Nemotron 3 Super - large quality difference between llama.cpp and vLLM?

Reddit r/LocalLLaMA / 3/29/2026

💬 OpinionDeveloper Stack & InfrastructureSignals & Early TrendsIdeas & Deep Analysis

Key Points

  • The author compares Nemotron 3 Super performance on the same private reasoning/knowledge benchmark across vLLM and llama.cpp and finds vLLM scores much higher (55.4% vs 40.2%).
  • The benchmark setup disables “thinking,” uses temperature 0.7, and keeps other parameters near defaults, suggesting the gap may not be driven by temperature/top-p choices.
  • They suspect it is not inherent to the NVFP4 format because similar patterns appear with other quantizations (Q4/Q8/F16 in general) and with a different quant variant (~40% on llama.cpp).
  • A cross-model sanity check with Gemma 3 27B shows nearly identical results between llama.cpp and vLLM, implying the discrepancy may be specific to Nemotron 3 Super or to how it is handled.
  • The author asks whether there are additional generation/runtime parameters or implementation differences between vLLM and llama.cpp that could explain the large quality delta, noting they did not see changes across newer llama.cpp versions.

Hey all,

I have a private knowledge/reasoning benchmark I like to use for evaluating models.

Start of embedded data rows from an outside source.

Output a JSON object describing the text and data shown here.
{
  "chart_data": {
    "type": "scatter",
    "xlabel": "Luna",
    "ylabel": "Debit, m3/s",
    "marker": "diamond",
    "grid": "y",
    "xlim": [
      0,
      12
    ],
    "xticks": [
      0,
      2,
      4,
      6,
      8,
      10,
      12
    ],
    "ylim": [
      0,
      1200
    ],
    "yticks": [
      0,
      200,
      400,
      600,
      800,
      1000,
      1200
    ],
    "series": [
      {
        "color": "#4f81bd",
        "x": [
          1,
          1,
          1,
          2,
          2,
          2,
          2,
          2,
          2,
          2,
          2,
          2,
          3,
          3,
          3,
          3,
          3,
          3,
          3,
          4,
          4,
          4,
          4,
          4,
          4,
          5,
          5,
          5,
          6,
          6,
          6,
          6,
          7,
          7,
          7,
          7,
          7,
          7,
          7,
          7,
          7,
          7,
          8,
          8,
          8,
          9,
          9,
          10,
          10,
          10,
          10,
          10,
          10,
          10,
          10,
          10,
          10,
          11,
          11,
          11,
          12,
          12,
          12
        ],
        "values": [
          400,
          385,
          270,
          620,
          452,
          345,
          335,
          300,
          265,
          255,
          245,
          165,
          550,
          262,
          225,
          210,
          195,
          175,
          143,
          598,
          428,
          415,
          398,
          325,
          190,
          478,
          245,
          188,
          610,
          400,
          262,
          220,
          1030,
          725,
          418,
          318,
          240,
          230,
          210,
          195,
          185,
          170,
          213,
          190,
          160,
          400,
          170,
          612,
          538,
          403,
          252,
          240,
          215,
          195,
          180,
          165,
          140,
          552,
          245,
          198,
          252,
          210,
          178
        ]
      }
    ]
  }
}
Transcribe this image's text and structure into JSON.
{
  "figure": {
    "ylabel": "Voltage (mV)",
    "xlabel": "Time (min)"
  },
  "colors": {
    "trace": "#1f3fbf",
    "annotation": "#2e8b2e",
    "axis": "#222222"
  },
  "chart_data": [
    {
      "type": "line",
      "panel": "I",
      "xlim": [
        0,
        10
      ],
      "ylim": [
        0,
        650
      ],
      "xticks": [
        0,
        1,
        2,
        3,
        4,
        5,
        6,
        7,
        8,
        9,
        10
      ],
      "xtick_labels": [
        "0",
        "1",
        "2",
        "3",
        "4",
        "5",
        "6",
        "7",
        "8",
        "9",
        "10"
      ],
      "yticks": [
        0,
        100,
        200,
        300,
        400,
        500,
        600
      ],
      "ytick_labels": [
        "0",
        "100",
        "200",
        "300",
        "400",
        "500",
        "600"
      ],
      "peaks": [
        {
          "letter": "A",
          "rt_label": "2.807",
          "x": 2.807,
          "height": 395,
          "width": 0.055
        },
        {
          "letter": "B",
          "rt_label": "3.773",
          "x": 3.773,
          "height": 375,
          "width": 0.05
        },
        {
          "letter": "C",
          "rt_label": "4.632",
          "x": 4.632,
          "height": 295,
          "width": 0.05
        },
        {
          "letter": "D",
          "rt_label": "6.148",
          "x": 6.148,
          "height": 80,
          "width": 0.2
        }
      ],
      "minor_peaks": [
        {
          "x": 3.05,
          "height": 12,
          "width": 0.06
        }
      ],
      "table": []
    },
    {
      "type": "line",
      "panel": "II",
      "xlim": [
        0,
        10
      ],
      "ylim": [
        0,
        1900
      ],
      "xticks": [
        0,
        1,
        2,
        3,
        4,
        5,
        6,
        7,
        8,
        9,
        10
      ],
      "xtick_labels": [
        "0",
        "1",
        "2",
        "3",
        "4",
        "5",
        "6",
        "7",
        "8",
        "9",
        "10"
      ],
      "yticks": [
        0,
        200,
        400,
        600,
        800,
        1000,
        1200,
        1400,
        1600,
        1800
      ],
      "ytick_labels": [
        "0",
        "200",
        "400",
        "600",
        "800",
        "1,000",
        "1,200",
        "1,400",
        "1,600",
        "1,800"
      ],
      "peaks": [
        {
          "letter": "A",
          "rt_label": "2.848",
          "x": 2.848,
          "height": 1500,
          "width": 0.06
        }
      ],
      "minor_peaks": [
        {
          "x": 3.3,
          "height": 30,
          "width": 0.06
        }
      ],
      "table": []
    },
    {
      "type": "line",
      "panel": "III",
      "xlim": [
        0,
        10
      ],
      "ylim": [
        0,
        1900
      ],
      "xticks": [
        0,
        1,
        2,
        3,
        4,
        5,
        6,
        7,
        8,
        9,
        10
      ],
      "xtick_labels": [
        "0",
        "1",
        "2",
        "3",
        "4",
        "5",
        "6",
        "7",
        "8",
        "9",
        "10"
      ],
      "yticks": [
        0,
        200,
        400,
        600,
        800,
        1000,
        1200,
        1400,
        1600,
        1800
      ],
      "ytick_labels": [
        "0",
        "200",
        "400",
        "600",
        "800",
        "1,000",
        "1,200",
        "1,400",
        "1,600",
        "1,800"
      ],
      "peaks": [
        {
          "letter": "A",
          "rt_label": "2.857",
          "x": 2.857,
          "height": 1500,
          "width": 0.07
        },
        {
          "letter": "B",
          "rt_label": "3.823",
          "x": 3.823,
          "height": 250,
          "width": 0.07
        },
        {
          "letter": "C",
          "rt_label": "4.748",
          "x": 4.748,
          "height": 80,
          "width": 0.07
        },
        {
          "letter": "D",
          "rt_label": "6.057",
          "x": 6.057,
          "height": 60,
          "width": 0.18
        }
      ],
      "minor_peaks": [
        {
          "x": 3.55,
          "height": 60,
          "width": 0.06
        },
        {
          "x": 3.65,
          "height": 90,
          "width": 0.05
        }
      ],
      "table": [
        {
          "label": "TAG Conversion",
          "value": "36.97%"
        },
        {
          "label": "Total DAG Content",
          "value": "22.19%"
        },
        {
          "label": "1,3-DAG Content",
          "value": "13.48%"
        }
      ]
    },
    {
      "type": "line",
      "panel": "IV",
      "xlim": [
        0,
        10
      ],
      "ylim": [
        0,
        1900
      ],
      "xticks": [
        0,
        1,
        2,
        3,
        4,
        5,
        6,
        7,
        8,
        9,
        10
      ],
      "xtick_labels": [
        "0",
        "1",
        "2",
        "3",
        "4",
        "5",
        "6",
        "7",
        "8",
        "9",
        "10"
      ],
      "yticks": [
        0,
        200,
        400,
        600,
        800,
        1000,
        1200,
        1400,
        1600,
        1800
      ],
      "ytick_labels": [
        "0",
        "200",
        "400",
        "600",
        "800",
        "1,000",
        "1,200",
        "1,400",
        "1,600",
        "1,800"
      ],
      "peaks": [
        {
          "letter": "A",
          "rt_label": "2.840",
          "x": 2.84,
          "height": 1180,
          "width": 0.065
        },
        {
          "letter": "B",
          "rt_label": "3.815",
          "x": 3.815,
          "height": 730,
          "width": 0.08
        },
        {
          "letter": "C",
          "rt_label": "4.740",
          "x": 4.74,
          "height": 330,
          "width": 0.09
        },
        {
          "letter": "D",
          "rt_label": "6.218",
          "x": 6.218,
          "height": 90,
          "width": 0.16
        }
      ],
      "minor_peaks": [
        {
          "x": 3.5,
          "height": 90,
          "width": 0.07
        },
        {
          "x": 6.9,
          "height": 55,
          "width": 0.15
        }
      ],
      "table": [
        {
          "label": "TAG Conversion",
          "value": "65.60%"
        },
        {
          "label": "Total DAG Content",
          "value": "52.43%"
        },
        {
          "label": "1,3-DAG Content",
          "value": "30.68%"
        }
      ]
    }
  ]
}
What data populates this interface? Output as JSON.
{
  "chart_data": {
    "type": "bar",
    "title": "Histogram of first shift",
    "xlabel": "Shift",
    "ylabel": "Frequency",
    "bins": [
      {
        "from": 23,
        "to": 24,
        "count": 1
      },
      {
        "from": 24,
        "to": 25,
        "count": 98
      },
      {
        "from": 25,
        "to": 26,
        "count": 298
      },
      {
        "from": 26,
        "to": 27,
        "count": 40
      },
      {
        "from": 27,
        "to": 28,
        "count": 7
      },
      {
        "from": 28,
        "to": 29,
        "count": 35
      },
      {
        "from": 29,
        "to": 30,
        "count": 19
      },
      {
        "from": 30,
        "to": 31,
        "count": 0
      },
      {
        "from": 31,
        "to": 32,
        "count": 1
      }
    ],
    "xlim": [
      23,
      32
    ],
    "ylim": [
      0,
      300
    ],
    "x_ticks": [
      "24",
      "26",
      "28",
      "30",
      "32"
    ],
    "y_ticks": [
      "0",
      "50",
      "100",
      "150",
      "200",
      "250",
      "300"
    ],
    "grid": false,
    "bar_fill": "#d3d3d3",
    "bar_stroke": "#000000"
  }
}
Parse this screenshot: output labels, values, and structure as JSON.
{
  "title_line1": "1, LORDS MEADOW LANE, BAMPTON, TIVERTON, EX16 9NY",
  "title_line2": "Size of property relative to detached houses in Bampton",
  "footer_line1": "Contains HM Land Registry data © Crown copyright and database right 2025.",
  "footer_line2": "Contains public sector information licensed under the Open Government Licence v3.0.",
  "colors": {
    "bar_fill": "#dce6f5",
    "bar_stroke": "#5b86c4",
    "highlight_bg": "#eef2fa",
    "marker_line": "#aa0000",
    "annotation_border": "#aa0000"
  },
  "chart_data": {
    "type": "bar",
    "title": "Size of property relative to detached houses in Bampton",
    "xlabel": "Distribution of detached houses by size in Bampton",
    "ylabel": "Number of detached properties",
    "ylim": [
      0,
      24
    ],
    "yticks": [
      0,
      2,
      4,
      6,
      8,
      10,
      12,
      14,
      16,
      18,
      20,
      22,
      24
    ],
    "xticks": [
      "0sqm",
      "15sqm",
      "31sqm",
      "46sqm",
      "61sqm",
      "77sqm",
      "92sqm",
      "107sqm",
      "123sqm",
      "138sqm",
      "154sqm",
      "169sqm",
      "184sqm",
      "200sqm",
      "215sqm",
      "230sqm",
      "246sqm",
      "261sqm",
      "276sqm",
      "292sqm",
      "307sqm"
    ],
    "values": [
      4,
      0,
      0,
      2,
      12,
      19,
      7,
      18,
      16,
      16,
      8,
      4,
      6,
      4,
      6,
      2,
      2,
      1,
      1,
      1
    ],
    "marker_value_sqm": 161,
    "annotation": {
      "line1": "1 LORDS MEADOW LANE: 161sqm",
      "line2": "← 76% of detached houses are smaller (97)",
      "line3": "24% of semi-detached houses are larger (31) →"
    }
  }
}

It's a bit over 400 questions, intended for non-thinking modes, programatically scored. It seems to correlate quite well with the model's quality, at least for my usecases. Smaller models (24-32B) tend to score ~40%, larger ones (70B dense or somewhat larger MoEs) often score ~50%, and the largest ones I can run (Devstral 2/low quants of GLM 4.5-7) get up to ~60%.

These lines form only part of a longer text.